As I navigate the market for a new car, I must remind everyone that if you are financing a car, make sure you obtain GAP insurance from the bank or finance department at the dealership. GAP insurance will save you from getting the bad news that, while the accident was not your fault, the fact that you owe more than what the car is worth is your problem, and your problem alone.
According to the Insurance Information Institute, GAP insurance helps to protect you financially when you owe money on a depreciated vehicle. The Institute says: “When you buy or lease a new car or truck, the vehicle starts to depreciate in value the moment it leaves the car lot. In fact, most cars lose 20 percent of their value within a year. Standard auto insurance policies cover the depreciated value of a car—in other words, a standard policy pays the current market value of the vehicle at the time of a claim.
“If, when you finance the purchase of a new car and put down only a small deposit, in the early years of the vehicle’s ownership the amount of the loan may exceed the market value of the vehicle itself. In the event of an accident in which you’ve badly damaged or totaled your car, GAP insurance covers the difference between what a vehicle is currently worth (which your standard insurance will pay) and the amount you actually owe on it.”

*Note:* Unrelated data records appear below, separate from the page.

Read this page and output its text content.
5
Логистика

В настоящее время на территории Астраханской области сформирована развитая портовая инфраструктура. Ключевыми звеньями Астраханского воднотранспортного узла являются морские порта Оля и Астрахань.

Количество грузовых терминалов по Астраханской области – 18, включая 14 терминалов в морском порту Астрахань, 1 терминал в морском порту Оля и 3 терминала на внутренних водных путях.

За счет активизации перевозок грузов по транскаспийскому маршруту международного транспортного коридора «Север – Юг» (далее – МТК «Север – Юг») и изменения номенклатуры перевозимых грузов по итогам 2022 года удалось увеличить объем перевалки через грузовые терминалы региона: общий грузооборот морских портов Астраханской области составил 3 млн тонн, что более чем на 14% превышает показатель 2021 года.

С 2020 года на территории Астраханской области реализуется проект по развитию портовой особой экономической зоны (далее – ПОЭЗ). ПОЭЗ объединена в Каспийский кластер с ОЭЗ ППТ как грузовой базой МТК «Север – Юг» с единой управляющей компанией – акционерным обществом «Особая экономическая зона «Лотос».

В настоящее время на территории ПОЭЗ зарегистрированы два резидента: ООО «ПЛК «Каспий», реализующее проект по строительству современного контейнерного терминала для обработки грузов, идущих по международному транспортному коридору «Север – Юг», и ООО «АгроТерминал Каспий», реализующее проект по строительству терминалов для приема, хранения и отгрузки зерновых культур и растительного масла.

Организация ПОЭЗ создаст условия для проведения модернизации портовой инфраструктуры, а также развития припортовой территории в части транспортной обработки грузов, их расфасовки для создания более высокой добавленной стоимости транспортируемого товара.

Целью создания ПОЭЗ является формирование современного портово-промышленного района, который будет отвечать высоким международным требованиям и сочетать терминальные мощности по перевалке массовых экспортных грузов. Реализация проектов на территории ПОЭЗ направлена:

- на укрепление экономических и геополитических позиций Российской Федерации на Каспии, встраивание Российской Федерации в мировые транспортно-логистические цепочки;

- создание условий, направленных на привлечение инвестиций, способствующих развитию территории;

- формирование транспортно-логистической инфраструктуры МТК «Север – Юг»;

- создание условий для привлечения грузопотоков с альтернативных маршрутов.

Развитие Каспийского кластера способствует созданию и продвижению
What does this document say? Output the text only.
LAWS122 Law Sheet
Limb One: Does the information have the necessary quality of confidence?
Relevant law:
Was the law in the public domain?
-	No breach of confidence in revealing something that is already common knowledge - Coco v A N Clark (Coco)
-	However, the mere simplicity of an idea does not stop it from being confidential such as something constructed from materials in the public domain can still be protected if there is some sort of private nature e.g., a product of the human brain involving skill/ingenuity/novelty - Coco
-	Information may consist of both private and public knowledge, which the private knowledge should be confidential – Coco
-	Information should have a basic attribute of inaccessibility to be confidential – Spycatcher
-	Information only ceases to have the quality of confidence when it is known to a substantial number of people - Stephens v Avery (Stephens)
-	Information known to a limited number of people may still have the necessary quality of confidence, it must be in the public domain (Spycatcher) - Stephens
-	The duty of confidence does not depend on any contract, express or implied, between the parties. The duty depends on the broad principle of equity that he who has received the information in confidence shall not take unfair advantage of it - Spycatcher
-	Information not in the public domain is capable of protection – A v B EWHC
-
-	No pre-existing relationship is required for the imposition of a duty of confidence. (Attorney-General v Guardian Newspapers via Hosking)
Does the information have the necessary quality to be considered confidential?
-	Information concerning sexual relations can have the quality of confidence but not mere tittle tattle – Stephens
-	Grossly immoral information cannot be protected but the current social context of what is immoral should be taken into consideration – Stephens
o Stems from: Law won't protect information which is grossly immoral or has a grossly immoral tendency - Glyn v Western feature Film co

There are several reasons to buy GAP insurance for your new vehicle. If your down payment is less than 20 percent of the cost of the car, you’re financing for 60 months or more or you’re leasing, you’ll want GAP insurance. In fact, it’s generally required for a lease. You also may want to consider GAP insurance if you’re purchasing a vehicle that will depreciate faster than the average and if you’re rolling over negative equity from an old car loan into a new one.
While many car dealers will offer to sell you GAP insurance, you may find that purchasing this coverage from your auto insurer will cost less. In fact, the Insurance Information Institute says that if you add GAP insurance along with collision and comprehensive coverage to the policy for your new vehicle, you’ll add only about $20 to your annual premium. Add in under-insured motorist coverage and you’ll be driving off the car lot well protected. It should be emphasized that you must procure GAP insurance for your vehicle at the time of sale, or in some instances within 30 days. Best practice is to have it in place prior to driving off with your new vehicle.